目下の課題は住宅再建だ。市は、防災集団移転促進事業と土地区画整理事業の着実な推進に加え、復興公営住宅の早期整備を重視。しかし、資材や人件費の高騰で公共事業の入札不調が相次ぎ、工事が進まない。事業所や個人住宅の再建にも暗い影を落とす。

自立再建の厳しさは、全ての被災地に共通するが、その"表れ方"はさまざまだ。石巻市のように、復興住宅の希望者が予定戸数を上回るところもあれば、同県南三陸町などのように、他市町村への転出者が急増し、予定戸数を下方修正する市町村もある。「被災地」の一言では括ることのできない、複雑で重層的な問題を抱える"現地の今"を物語っている。福島に至っては、廃炉作業や除染などの問題が山積みで、原発事故からの再生はままならない状況が続く。

「今も必死に闘っていることを忘れないで」。この被災者の叫びにどう応えていくのか。

8日の東北復興会議の冒頭、井上幹事長は「発災3年のこの時に、東北の全議員が復興状況を共有し、決意を新たにしていく」と意義を強調。いまだに27万人が避難生活を送り、健康や心のケアの問題が出てきていることから「現実を直視し、全ての被災者が当たり前の日常生活が送れるように、さらに復興を加速しなければならない」と述べるとともに、風評と風化の"二つの風"との闘いに、引き続き全力を挙げていく決意を述べた。

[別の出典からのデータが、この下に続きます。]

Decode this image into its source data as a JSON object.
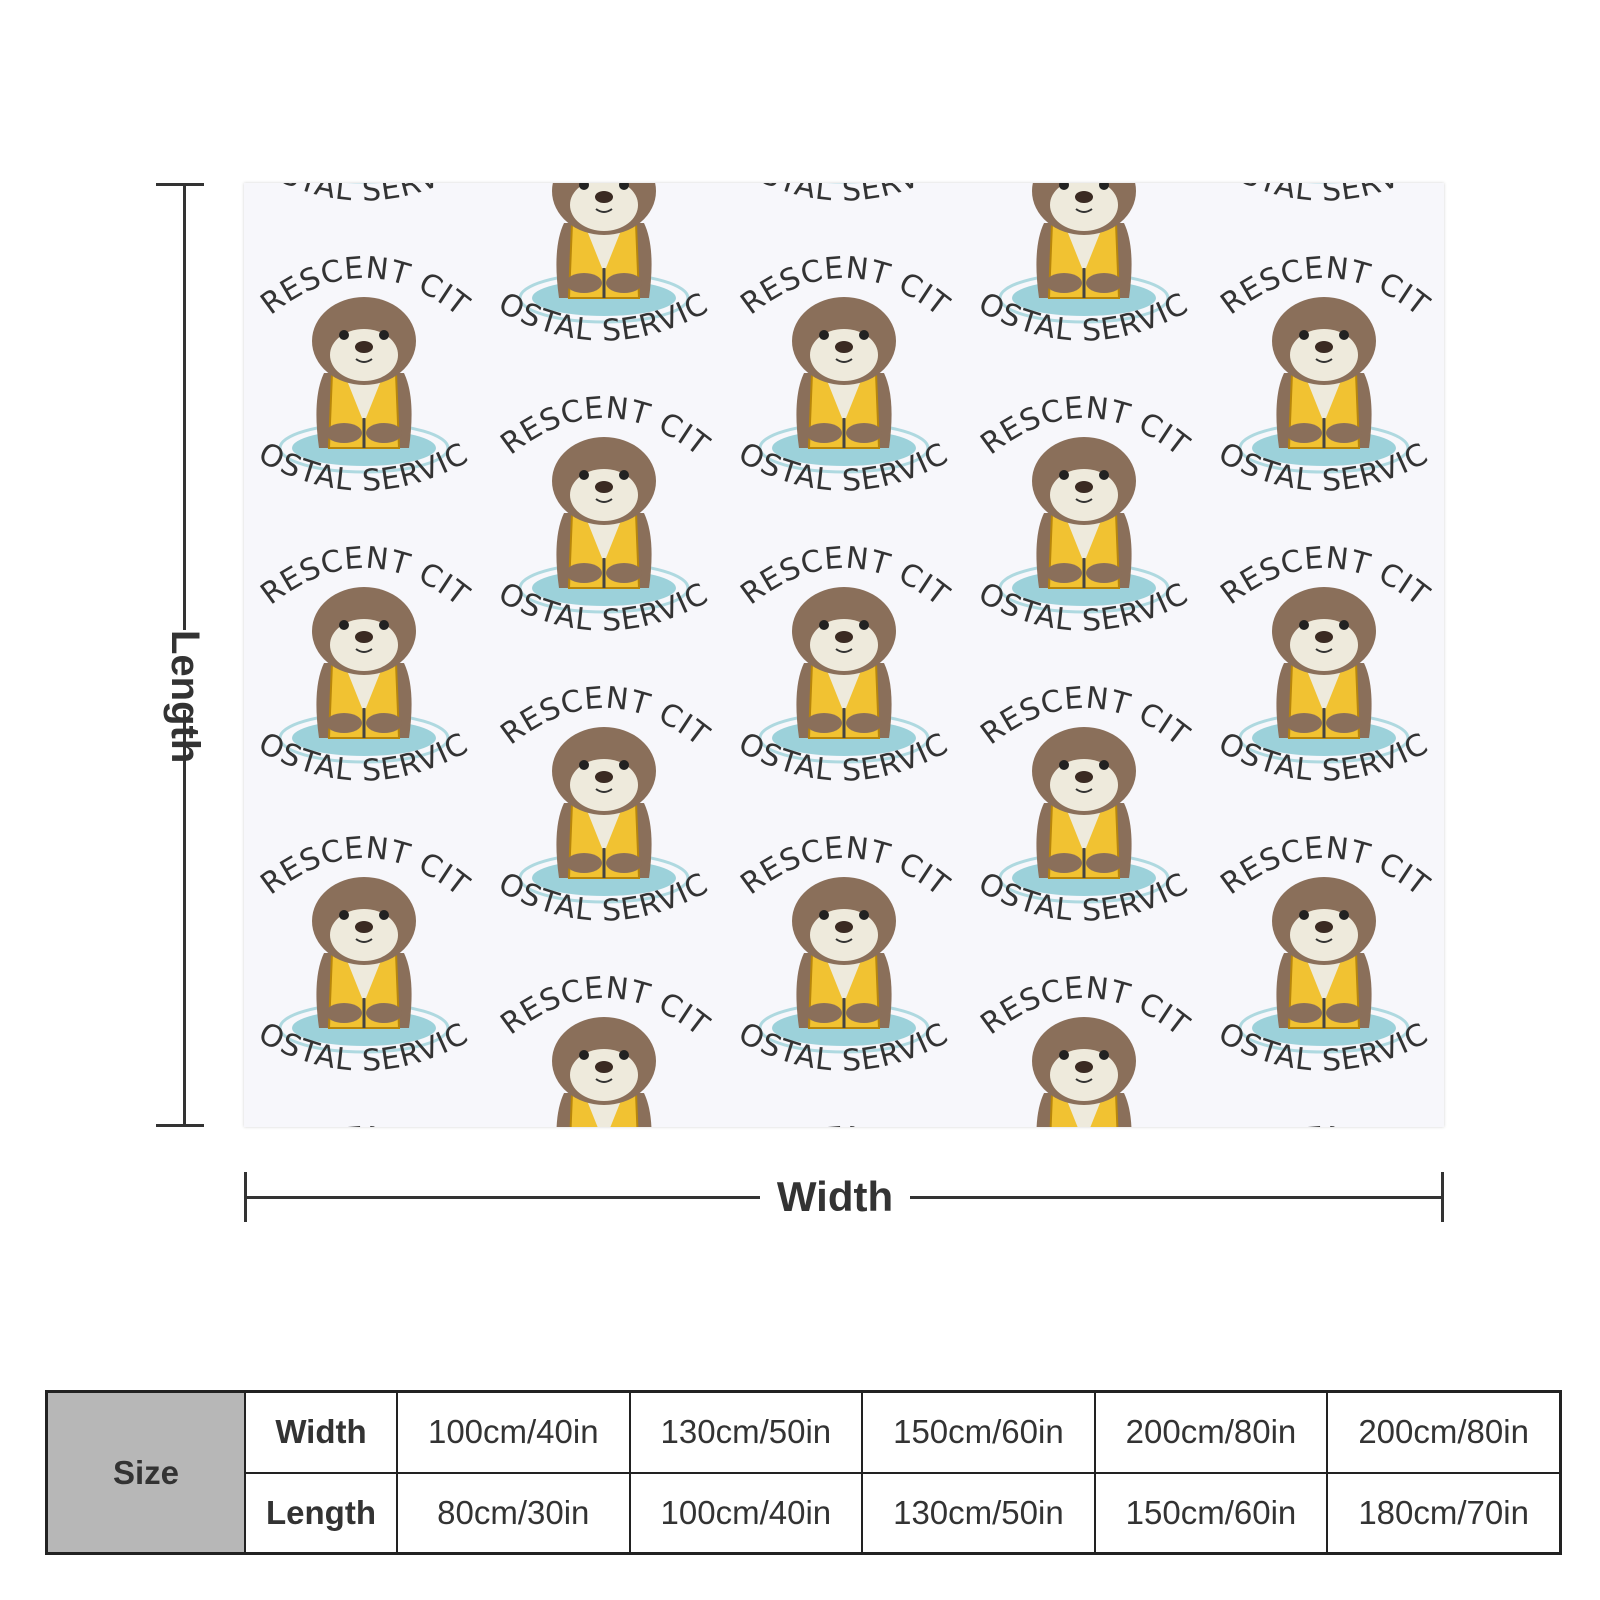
{
  "product": {
    "pattern_text": {
      "top": "CRESCENT CITY",
      "bottom": "POSTAL SERVICE"
    },
    "colors": {
      "vest": "#f1c232",
      "fur": "#8a6f5a",
      "belly": "#eeeadc",
      "water": "#7ec4cf",
      "text": "#333333"
    }
  },
  "dimensions": {
    "length_label": "Length",
    "width_label": "Width"
  },
  "size_table": {
    "title": "Size",
    "width_label": "Width",
    "length_label": "Length",
    "widths": [
      "100cm/40in",
      "130cm/50in",
      "150cm/60in",
      "200cm/80in",
      "200cm/80in"
    ],
    "lengths": [
      "80cm/30in",
      "100cm/40in",
      "130cm/50in",
      "150cm/60in",
      "180cm/70in"
    ]
  }
}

山口代表は、発災当初から、現場に寄り添い復旧・復興へ取り組んできたことに触れた上で、長期の避難生活から生じる問題について「課題を解決して、人々が生活し、仕事をし、故郷を蘇らせようと生き生きと動く日をつくり出していかないといけない。被災者の率直な気持ちをしっかり受け止め、東北ここにあり、これぞ公明党のネットワークという姿を示し切っていこう」と呼び掛けた。

会議では、宮城県石巻市の伊藤啓二市議と、青森県の畠山敬一県議が活動報告。「『大衆とともに』との立党精神で、新たな50年を切り開く覚悟で闘っていく」と決意を述べたほか、子どもの心のケアへの支援体制構築などを盛り込んだ「2014新生東北復興決議」が、満場の拍手で採択された。

これに先立ち、山口代表らは、津波と火災で大きな被害を受けた同県石巻市の門脇小学校を視察。"あの日"の惨状そのままに、今もランドセルや教科書などが散乱し、焦げた机や椅子が転がる校内を回り、市担当者から、当時の被害状況を聴取した。

復興会議後には、国会議員と地元議員らが3組に分かれ、石巻市内の仮設住宅を訪問し、被災者を激励した。このうち、山口代表は仮設蛇田中央団地の集会場を訪れ、参加者からは「先の見通しが見えない」との心情が吐露された。

山口代表は「皆さんの新しい生活が始まるまで全力で支えていく」と応じた。